こんばんわ。私も最終日行きました。本当にすばらしい舞台でしたね。最後うるうるきました。
夜空に星きらめくハッピーエンド、音楽の最後の最後の余韻まで本当に感動でした。
そして長田さんのシンデレラ、ブラボーです。
この版最後なのですか。それは寂しいです。すごく素敵なのに。

naomiさん、こんばんは。
今回で最後なんですか?ショックですgawk
2年に一度、この版を見るのを楽しみにしていたのに・・・。
オーソドックスだけどゴージャスで、うっとりほんわかした気持ちにさせてくれるし、あの素敵な馬車をはじめとした舞台装置も新国の広い舞台でこそ輝くのに・・・。
ビントレー監督のも楽しみではあるけれど、また是非復活させて欲しい舞台です。

buminekoさん、こんばんは。

本当に最後はうるうるしてしまうような素敵な舞台でしたよね。

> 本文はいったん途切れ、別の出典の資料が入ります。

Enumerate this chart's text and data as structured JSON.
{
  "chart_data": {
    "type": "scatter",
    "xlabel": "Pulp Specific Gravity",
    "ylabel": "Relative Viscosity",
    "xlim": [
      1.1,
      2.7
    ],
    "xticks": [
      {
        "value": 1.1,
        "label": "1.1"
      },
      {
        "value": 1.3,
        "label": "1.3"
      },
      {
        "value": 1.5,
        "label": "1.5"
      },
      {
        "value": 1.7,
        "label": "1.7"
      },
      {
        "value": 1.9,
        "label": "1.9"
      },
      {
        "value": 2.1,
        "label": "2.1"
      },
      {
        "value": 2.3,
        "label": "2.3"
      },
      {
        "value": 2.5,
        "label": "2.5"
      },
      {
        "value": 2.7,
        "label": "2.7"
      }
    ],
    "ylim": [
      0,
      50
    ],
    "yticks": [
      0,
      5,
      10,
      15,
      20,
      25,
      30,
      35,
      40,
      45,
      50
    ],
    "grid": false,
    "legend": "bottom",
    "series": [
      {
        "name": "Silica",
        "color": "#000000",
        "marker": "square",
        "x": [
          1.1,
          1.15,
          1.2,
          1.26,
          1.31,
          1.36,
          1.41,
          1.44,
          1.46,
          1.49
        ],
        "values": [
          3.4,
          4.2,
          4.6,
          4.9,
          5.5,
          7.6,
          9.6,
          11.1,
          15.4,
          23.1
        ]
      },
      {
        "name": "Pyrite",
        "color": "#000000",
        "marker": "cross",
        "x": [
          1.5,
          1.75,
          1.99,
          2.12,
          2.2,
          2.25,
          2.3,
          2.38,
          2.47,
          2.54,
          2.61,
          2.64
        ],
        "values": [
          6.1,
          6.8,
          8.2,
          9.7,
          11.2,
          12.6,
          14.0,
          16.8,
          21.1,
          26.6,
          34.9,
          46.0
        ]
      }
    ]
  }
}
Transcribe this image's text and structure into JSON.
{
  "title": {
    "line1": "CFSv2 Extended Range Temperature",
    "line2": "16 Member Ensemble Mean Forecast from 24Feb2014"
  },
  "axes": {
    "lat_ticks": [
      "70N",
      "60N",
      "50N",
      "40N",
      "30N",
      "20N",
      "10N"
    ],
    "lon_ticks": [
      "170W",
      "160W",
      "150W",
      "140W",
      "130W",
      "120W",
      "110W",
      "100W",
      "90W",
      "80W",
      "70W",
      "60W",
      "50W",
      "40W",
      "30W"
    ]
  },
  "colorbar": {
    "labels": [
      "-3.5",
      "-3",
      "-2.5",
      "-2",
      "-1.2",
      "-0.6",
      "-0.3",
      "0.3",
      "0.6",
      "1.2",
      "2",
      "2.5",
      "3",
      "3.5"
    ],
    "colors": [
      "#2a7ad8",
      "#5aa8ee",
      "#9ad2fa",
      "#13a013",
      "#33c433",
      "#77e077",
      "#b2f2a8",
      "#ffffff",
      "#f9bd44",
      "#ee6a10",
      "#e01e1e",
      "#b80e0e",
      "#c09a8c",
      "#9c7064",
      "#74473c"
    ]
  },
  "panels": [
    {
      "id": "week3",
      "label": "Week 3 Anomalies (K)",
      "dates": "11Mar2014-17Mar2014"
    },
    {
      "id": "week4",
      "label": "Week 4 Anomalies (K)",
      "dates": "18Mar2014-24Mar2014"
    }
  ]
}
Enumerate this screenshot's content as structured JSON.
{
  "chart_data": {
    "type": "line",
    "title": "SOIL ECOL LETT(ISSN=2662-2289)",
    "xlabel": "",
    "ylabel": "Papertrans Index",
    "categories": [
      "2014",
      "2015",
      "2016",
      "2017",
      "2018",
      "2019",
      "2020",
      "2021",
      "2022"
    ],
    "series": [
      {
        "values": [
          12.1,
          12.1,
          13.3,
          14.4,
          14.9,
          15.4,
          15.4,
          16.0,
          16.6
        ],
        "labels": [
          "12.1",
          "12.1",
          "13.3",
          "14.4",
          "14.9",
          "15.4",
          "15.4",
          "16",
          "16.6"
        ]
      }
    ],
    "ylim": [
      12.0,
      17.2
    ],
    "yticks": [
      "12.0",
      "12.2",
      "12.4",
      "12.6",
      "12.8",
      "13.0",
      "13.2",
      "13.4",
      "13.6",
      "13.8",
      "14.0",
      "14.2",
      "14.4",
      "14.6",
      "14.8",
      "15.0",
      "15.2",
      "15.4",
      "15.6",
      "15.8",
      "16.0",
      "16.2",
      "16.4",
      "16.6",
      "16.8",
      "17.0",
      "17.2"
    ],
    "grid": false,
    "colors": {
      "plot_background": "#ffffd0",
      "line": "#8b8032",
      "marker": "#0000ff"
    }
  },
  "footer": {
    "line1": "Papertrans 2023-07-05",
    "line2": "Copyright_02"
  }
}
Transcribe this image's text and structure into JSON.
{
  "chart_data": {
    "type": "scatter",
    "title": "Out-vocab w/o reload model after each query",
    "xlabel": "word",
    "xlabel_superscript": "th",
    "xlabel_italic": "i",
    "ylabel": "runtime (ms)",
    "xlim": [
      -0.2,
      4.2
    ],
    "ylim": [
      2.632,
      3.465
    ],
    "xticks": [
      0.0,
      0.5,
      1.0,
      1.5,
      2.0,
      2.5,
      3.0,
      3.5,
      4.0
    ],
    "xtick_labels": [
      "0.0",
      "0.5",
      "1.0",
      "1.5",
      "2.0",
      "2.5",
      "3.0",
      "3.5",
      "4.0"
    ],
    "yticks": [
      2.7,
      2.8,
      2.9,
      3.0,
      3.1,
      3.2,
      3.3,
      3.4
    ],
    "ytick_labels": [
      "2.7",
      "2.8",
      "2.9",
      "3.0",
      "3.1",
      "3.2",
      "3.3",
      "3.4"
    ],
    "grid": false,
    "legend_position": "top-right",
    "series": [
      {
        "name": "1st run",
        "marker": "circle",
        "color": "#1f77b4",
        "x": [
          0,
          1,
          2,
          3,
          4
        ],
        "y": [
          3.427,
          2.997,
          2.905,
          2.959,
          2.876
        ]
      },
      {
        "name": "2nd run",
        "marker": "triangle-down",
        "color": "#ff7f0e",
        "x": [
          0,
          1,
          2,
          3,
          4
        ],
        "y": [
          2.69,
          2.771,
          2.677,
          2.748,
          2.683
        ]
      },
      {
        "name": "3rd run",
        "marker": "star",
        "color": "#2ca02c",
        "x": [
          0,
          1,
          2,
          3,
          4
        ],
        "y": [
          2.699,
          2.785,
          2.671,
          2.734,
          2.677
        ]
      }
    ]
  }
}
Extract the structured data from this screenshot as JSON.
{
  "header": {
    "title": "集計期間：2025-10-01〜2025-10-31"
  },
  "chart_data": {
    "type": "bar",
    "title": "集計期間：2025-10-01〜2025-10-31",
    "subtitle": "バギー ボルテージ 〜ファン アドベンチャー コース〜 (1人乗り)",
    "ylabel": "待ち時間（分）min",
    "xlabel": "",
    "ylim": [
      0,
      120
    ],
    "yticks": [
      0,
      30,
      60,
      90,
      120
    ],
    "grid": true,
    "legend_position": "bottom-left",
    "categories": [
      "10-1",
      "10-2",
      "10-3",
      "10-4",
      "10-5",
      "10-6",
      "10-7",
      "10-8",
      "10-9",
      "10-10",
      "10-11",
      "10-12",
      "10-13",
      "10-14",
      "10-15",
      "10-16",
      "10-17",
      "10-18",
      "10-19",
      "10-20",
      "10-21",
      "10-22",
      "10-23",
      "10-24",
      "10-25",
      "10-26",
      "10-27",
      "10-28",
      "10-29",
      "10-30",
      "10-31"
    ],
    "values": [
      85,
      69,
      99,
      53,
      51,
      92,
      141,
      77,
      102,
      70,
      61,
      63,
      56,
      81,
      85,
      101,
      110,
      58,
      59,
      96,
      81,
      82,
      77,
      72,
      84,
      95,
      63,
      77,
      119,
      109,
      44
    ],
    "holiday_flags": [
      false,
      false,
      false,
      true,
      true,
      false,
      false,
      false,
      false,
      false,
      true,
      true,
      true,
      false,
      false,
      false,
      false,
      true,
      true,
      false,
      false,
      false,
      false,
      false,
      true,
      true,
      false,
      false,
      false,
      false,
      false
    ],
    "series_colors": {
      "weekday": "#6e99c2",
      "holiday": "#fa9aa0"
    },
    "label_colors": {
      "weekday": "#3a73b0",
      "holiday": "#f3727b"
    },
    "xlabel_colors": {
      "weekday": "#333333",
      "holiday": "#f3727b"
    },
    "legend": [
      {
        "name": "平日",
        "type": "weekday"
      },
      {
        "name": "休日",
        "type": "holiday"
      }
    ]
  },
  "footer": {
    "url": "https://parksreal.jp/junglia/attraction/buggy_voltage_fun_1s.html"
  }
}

ラストシーンが本当に美しい作品ですよね。そして長田さん、ブラボーでした!彼女の踊りは本当に誠実で素敵です。これからもっと観る機会があるといいな。「ラ・バヤデール」でガムザッティを一日踊られるので観たいんですが、残念ながらニキヤ役もソロル役もあまり得意なキャストじゃないですよね。(ザハロワ目当てに18日を取ってしまいましたけど、小林さんのニキヤはそれはそれで興味あり)

クロードさん、こんばんは。

私も2年に一回のクリスマスの時期の「シンデレラ」を楽しみにしていたので、今回で最後らしいというのは本当に残念です。11月28日に行われた終演後バックステージツアーの時に、このプロダクションの権利が今回で切れてしまうという話があったようです。あのキラキラした馬車や照明の美しさ、星の精たちの踊りなど好きなところがいっぱいある作品なんですけどね・・・。
ビントレー監督の新作もなかなかセットや衣装は素敵なようです。